The other day Scott passed me a fantastic column by Dave Zirin, who's always a favorite of ToTN. We had him on recently, so it wasn't a good fit for the air, but Scott knew I, in particular, would be interested in Zirin's latest piece on fantasy football. I'm a reasonably dedicated fantasy fan, and a huge Washington Redskins fan, so I latched onto Zirin's article immediately... and despaired to read that he thinks fantasy football is more disease than diversion. Zirin opines,
Those who puff the hookah of fantasy football believe that the leagues are just a harmless diversion that puts the average fan in a position to be "more involved" in the game. But behind the veneer of crunching numbers and poring over player statistics that goes into creating a fantasy team is more disengagement than involvement. Indeed, the numbers act as a moat between fantasy owner and the actuality of the game.
Basically, Zirin argues that fantasy football emphasizes the performances of individual players, forcing fans to pay more attention to the athlete than the team. I think he's right, but it's only a problem for some fantasy coaches. I used to be in a pretty intense fantasy league (so intense that I had to resign this year due to ugly politics... I get enough of politics at work, I don't need it in my recreational time!), and there were guys in the league who spent hours poring over stats, reading analysis, and checking the automatically-updating progress of their players every couple of minutes.

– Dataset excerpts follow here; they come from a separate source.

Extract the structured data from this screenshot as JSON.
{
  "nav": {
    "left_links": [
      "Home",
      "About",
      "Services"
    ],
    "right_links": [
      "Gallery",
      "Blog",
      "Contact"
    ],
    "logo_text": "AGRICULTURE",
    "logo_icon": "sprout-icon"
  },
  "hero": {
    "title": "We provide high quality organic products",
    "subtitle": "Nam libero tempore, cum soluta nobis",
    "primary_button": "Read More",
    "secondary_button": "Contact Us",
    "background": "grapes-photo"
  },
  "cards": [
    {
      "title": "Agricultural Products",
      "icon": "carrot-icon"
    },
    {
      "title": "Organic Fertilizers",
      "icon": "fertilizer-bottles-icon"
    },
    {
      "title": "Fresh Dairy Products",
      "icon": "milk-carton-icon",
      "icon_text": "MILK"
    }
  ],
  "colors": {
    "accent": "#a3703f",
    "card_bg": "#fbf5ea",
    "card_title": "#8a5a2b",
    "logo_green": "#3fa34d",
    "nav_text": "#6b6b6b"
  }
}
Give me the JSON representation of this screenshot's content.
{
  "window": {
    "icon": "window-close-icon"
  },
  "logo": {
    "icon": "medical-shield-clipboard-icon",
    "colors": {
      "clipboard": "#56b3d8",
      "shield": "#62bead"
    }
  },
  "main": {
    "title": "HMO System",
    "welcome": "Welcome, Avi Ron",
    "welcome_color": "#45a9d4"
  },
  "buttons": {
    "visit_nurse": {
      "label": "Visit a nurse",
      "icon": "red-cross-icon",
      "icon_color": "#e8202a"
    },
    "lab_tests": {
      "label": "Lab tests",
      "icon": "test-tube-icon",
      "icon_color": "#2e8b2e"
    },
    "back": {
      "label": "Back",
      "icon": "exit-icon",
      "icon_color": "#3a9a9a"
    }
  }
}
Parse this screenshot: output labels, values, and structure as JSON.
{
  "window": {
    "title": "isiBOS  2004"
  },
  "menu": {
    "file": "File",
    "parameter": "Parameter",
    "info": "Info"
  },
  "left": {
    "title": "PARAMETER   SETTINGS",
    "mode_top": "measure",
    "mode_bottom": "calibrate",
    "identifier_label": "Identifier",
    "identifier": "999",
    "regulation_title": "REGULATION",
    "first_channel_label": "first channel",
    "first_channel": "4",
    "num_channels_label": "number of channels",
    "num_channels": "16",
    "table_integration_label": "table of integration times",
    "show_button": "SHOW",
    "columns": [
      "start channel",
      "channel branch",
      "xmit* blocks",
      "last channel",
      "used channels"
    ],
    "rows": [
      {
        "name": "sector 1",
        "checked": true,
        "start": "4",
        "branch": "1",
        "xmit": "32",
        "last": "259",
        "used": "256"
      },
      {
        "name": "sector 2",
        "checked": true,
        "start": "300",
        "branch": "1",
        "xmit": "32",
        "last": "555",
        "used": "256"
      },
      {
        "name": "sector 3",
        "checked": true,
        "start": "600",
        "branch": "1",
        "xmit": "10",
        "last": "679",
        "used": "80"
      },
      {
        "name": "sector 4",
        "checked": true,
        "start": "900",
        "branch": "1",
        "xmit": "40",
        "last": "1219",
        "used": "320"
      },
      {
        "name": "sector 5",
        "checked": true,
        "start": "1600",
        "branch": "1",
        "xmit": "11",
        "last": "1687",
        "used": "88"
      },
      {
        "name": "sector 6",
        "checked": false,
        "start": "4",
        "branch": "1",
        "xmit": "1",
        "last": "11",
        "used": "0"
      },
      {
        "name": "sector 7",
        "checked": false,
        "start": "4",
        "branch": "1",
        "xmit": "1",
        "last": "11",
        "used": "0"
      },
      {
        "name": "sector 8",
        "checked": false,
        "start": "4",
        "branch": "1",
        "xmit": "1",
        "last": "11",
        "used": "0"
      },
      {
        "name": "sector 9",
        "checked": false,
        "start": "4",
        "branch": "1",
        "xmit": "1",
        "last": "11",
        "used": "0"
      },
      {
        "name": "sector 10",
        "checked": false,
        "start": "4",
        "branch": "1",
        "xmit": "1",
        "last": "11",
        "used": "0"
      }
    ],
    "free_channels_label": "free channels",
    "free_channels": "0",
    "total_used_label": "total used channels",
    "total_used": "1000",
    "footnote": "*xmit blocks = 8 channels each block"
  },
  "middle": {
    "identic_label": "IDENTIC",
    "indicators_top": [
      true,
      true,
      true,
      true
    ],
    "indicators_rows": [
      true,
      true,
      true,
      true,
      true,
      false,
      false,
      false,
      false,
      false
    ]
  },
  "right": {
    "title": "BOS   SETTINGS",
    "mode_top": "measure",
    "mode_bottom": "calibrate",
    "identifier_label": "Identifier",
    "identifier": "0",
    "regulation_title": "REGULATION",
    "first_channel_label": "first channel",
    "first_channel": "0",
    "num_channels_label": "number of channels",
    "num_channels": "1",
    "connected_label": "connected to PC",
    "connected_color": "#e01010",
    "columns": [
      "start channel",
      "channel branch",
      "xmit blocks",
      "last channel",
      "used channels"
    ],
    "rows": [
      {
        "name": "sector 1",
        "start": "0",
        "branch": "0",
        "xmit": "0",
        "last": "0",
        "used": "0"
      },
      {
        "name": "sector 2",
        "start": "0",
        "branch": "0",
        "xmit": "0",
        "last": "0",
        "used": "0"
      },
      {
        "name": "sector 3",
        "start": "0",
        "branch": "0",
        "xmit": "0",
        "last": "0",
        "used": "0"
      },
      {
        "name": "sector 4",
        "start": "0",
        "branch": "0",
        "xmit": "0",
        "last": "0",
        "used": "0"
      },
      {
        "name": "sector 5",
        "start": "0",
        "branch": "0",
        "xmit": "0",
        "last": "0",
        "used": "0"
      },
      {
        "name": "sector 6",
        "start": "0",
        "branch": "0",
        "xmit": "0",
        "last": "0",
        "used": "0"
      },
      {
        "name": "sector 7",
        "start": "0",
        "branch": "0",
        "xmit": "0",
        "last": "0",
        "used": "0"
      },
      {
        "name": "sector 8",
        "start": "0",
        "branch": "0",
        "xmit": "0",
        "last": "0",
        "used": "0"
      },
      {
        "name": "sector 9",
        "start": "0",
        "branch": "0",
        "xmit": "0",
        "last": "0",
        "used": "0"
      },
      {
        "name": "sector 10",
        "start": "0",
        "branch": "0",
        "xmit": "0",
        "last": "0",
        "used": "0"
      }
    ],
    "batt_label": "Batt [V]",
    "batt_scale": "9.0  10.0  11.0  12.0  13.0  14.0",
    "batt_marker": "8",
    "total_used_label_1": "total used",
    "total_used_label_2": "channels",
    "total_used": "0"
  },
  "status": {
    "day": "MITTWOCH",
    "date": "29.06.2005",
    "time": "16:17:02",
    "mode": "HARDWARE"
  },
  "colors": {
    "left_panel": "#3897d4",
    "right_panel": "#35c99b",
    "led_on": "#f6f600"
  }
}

While I wouldn't accuse any of them of abandoning their favorite teams (marquee Falcons were hot commodities, as the league was Georgia-based), their focus was definitely split, to say the least. For me, however, it made me much more aware of the league as a whole. As a long-time Redskins fan, I could speak fairly intelligently about that team, and probably about division rivals, but that was about it, till fantasy. Now I have a better understanding about the league as a whole. While it may not be terrifically deep, it's definitely more broad, and it makes Sundays even more fun, since I have six or seven years of fantasy teams behind me and can follow the players. One year, for instance, I had tons of Giants on my team, so I still follow Ike Hilliard (now in Tampa Bay), and another year it was Colts Colts Colts, so Brandon Stokely's still a random favorite of mine, even though he's since moved on to Denver. I think Zirin's point is a good one, and he's right — outside of my Redskins, it's still all about individual players for me — but ultimately, the camaraderie of fantasy has only enhanced my enjoyment of the NFL season. And, lucky me, I drafted Clinton Portis this year, so no conflict of interest there!